Batang - Pemerintah Desa Depok, Kabupaten Batang, untuk pertama kalinya menggelar Gebyar Ramadan atau Kampung Ramadan di depan Masjid Jami An Nur Depok, Kabupaten Batang, Kamis (19/2/2026).

Kepala Desa Depok Kaminoto mengatakan, kegiatan ini menjadi langkah awal desa dalam menghadirkan pusat kegiatan ekonomi dan kuliner selama bulan suci Ramadan.

“Ini pertama kali Desa Depok mengadakan Gebyar Ramadan atau Kampung Ramadan. Di desa lain sudah ada, tapi alhamdulillah tahun ini kami bisa mewujudkannya. Mudah-mudahan bisa berlanjut di tahun-tahun berikutnya,” jelasnya.

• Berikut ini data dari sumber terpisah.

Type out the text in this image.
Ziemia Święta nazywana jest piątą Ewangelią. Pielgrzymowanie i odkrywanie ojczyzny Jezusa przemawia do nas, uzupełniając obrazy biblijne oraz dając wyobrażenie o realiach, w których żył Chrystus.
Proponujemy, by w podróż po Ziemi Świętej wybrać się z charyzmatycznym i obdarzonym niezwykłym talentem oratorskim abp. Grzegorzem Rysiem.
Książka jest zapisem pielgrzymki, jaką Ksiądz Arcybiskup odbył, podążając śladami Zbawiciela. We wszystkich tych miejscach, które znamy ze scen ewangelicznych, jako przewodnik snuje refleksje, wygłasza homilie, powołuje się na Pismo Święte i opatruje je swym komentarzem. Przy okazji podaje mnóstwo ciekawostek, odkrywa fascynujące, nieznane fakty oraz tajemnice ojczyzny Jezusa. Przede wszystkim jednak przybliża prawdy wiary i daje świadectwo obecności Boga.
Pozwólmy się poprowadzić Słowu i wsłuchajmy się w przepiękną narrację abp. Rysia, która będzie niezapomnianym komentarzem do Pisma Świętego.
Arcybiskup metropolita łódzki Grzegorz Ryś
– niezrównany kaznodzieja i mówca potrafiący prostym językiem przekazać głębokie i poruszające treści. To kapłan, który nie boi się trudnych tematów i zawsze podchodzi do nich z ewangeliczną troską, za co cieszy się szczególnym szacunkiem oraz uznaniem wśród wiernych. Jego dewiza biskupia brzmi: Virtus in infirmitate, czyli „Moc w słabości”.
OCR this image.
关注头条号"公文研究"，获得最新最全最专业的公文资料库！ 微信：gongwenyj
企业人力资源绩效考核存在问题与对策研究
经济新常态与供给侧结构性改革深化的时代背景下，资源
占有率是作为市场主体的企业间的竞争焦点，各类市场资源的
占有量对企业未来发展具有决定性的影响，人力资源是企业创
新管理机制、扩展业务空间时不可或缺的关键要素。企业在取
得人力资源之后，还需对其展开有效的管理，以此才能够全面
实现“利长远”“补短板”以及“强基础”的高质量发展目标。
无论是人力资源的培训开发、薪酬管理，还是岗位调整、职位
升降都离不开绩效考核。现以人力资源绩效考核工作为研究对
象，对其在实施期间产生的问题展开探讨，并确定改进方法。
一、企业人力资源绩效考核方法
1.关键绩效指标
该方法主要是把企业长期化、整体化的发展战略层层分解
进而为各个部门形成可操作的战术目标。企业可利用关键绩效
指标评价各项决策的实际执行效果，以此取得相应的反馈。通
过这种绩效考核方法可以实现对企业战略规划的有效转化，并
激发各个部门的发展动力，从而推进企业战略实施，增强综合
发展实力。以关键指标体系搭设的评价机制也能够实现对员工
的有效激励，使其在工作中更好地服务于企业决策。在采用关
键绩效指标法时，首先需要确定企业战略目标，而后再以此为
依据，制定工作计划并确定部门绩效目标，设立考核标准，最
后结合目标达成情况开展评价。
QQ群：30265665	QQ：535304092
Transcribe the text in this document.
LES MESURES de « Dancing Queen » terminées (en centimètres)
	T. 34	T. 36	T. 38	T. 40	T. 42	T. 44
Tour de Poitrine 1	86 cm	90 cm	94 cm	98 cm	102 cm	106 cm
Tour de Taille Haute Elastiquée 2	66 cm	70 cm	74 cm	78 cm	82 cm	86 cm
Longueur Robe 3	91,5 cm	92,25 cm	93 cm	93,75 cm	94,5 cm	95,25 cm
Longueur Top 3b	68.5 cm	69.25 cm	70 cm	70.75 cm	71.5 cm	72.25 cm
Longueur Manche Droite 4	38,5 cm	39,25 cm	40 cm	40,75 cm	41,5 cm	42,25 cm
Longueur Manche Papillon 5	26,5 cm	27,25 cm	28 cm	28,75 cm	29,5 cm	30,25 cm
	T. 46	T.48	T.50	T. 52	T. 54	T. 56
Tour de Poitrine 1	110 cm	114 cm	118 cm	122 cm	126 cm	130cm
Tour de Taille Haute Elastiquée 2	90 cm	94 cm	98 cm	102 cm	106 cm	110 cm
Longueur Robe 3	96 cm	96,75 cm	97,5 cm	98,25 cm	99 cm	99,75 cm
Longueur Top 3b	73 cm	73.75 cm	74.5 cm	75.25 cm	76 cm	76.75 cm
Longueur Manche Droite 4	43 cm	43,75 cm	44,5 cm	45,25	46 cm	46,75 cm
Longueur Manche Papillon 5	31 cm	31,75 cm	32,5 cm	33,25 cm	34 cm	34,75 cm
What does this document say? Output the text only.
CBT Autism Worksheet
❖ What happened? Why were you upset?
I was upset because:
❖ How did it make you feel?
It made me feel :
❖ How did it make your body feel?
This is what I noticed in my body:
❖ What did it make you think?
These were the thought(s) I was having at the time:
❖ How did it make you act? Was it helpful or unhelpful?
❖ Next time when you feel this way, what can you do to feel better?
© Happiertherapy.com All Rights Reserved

Menurut Kaminoto, berdasarkan data panitia dan Badan Usaha Milik Desa (BUMDes), terdapat sekitar 70 stan yang mendaftar, dengan 68 stan di antaranya sudah mulai menempati lokasi meski sebagian belum aktif karena faktor cuaca hujan.

“Kegiatan ini direncanakan berlangsung selama bulan Ramadan hingga menjelang akhir, yang oleh warga setempat biasa disebut sampai “Pasar Kembang”,” ungkapnya.

Ia berharap, keberadaan Kampung Ramadan dapat meningkatkan gairah jual beli masyarakat Desa Depok.

“Harapannya, tentu untuk meningkatkan perekonomian masyarakat. Dengan adanya kegiatan seperti ini, perputaran ekonomi di desa bisa lebih baik,” harapnya.

Kaminoto menegaskan seluruh stan tidak dipungut biaya. Pemerintah desa hanya menyediakan tempat dan menata los agar rapi serta nyaman bagi pedagang maupun pengunjung.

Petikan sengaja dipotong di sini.